Search code examples
dumphtmlunit

Intrincate sites using htmlunit


I'm trying to dump the whole contents of a certain site using HTMLUnit, but when I try to do this in a certain (rather intrincate) site, I get an empty file (not an empty file per se, but it has an empty head tag, an empty body tag and that's it).

The site is https://www.abcdin.cl/abcdin/abcdin.nsf#https://www.abcdin.cl/abcdin/abcdin.nsf/linea?openpage&cat=Audio&cattxt=TV%20y%20Audio&catpos=03&linea=LCD&lineatxt=LCD%20&

And here's my code:

BufferedWriter writer = new BufferedWriter(new FileWriter(fullOutputPath));
HtmlPage page;
final WebClient webClient = new WebClient(BrowserVersion.INTERNET_EXPLORER_8);
webClient.setCssEnabled(false);
webClient.setPopupBlockerEnabled(true);
webClient.setRedirectEnabled(true);
webClient.setThrowExceptionOnScriptError(false);
webClient.setThrowExceptionOnFailingStatusCode(false);
webClient.setUseInsecureSSL(true);
webClient.setJavaScriptEnabled(true);
page = webClient.getPage(url);
dumpString += page.asXml();
writer.write(dumpString);
writer.close();
webClient.closeAllWindows();

Some people say that I need to introduce a pause in my code, since the page takes a while to load in Google Chrome, but I set long pauses and it doesn't work.

Thanks in advanced.


Solution

  • Just some ideas...

    Retrieving that URL with wget returns a non-trivial HTML file. Likewise running your code with webClient.setJavaScriptEnabled(false).
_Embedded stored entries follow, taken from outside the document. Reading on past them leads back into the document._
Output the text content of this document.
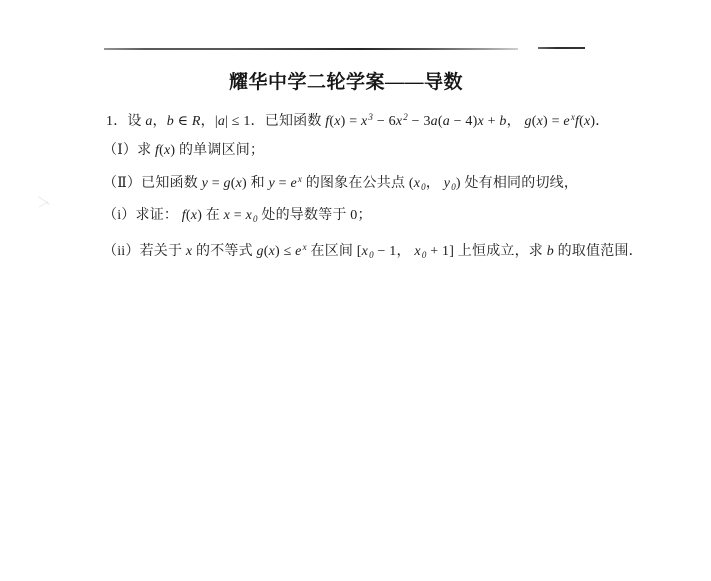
耀华中学二轮学案——导数
1．设 a，b ∈ R，|a| ≤ 1．已知函数 $f(x) = x^3 - 6x^2 - 3a(a - 4)x + b$， $g(x) = e^xf(x)$．
（Ⅰ）求 f(x) 的单调区间；
（Ⅱ）已知函数 y = g(x) 和 $y = e^x$ 的图象在公共点 ($x_0$， $y_0$) 处有相同的切线，
（i）求证： f(x) 在 $x = x_0$ 处的导数等于 0；
（ii）若关于 x 的不等式 $g(x) \le e^x$ 在区间 [$x_0 - 1$， $x_0 + 1$] 上恒成立，求 b 的取值范围．
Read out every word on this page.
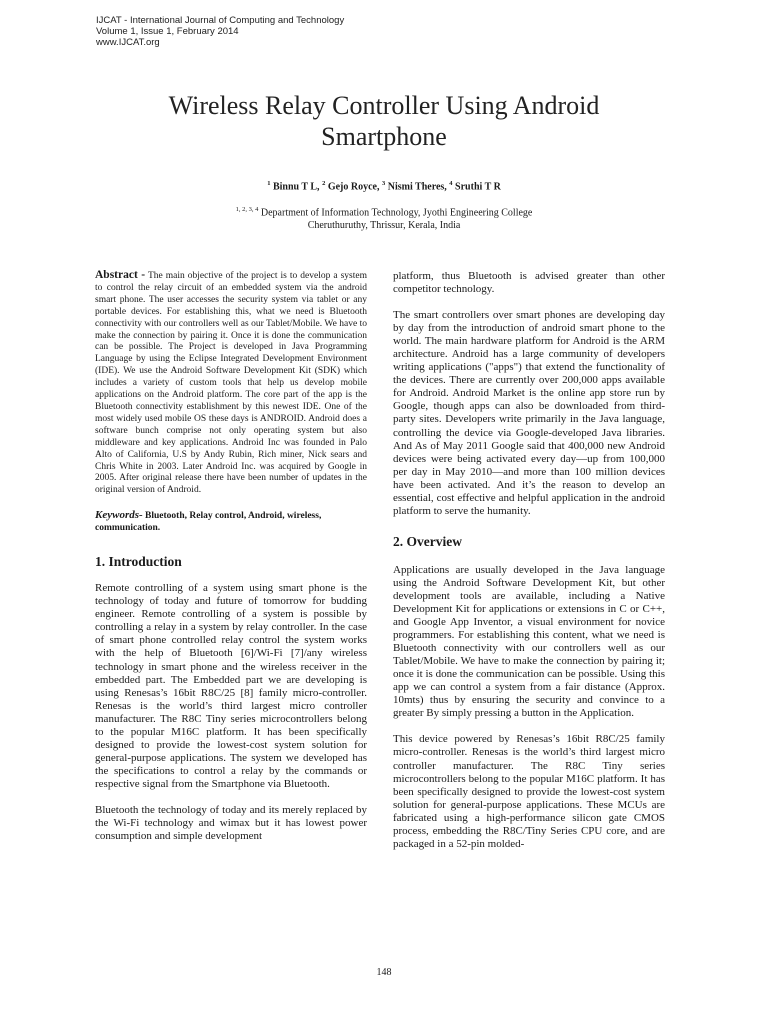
IJCAT - International Journal of Computing and Technology
Volume 1, Issue 1, February 2014
www.IJCAT.org
Wireless Relay Controller Using Android
Smartphone
$^1$ Binnu T L, $^2$ Gejo Royce, $^3$ Nismi Theres, $^4$ Sruthi T R
$^{1, 2, 3, 4}$ Department of Information Technology, Jyothi Engineering College
Cheruthuruthy, Thrissur, Kerala, India

Abstract - The main objective of the project is to develop a system to control the relay circuit of an embedded system via the android smart phone. The user accesses the security system via tablet or any portable devices. For establishing this, what we need is Bluetooth connectivity with our controllers well as our Tablet/Mobile. We have to make the connection by pairing it. Once it is done the communication can be possible. The Project is developed in Java Programming Language by using the Eclipse Integrated Development Environment (IDE). We use the Android Software Development Kit (SDK) which includes a variety of custom tools that help us develop mobile applications on the Android platform. The core part of the app is the Bluetooth connectivity establishment by this newest IDE. One of the most widely used mobile OS these days is ANDROID. Android does a software bunch comprise not only operating system but also middleware and key applications. Android Inc was founded in Palo Alto of California, U.S by Andy Rubin, Rich miner, Nick sears and Chris White in 2003. Later Android Inc. was acquired by Google in 2005. After original release there have been number of updates in the original version of Android.

Keywords- Bluetooth, Relay control, Android, wireless, communication.

1. Introduction

Remote controlling of a system using smart phone is the technology of today and future of tomorrow for budding engineer. Remote controlling of a system is possible by controlling a relay in a system by relay controller. In the case of smart phone controlled relay control the system works with the help of Bluetooth [6]/Wi-Fi [7]/any wireless technology in smart phone and the wireless receiver in the embedded part. The Embedded part we are developing is using Renesas’s 16bit R8C/25 [8] family micro-controller. Renesas is the world’s third largest micro controller manufacturer. The R8C Tiny series microcontrollers belong to the popular M16C platform. It has been specifically designed to provide the lowest-cost system solution for general-purpose applications. The system we developed has the specifications to control a relay by the commands or respective signal from the Smartphone via Bluetooth.

Bluetooth the technology of today and its merely replaced by the Wi-Fi technology and wimax but it has lowest power consumption and simple development

platform, thus Bluetooth is advised greater than other competitor technology.

The smart controllers over smart phones are developing day by day from the introduction of android smart phone to the world. The main hardware platform for Android is the ARM architecture. Android has a large community of developers writing applications ("apps") that extend the functionality of the devices. There are currently over 200,000 apps available for Android. Android Market is the online app store run by Google, though apps can also be downloaded from third-party sites. Developers write primarily in the Java language, controlling the device via Google-developed Java libraries. And As of May 2011 Google said that 400,000 new Android devices were being activated every day—up from 100,000 per day in May 2010—and more than 100 million devices have been activated. And it’s the reason to develop an essential, cost effective and helpful application in the android platform to serve the humanity.

2. Overview

Applications are usually developed in the Java language using the Android Software Development Kit, but other development tools are available, including a Native Development Kit for applications or extensions in C or C++, and Google App Inventor, a visual environment for novice programmers. For establishing this content, what we need is Bluetooth connectivity with our controllers well as our Tablet/Mobile. We have to make the connection by pairing it; once it is done the communication can be possible. Using this app we can control a system from a fair distance (Approx. 10mts) thus by ensuring the security and convince to a greater By simply pressing a button in the Application.

This device powered by Renesas’s 16bit R8C/25 family micro-controller. Renesas is the world’s third largest micro controller manufacturer. The R8C Tiny series microcontrollers belong to the popular M16C platform. It has been specifically designed to provide the lowest-cost system solution for general-purpose applications. These MCUs are fabricated using a high-performance silicon gate CMOS process, embedding the R8C/Tiny Series CPU core, and are packaged in a 52-pin molded-

148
So it's definitely something to do with the Javascript in the page.

    With Javascript enabled, I see from the logs that a bunch of Javascript jobs are being queued up, and I get see corresponding errors like this:

    EcmaError: lineNumber=[49] column=[0] lineSource=[<no source>] name=[TypeError] sourceName=[https://www.abcdin.cl/js/jquery/jquery-1.4.2.min.js] message=[TypeError: Cannot read property "nodeType" from undefined (https://www.abcdin.cl/js/jquery/jquery-1.4.2.min.js#49)]
    com.gargoylesoftware.htmlunit.ScriptException: TypeError: Cannot read property "nodeType" from undefined (https://www.abcdin.cl/js/jquery/jquery-1.4.2.min.js#49)
    at     
    com.gargoylesoftware.htmlunit.javascript.JavaScriptEngine$HtmlUnitContextAction.run(JavaScriptEngine.java:601)
    

    Maybe those jobs are meant to populate your HTML? So when they fail, the resulting HTML is empty?

    The error looks strange, as HtmlUnit usually has no issues with JQuery. I suspect the issue is with the code calling that particular line of the JQuery library.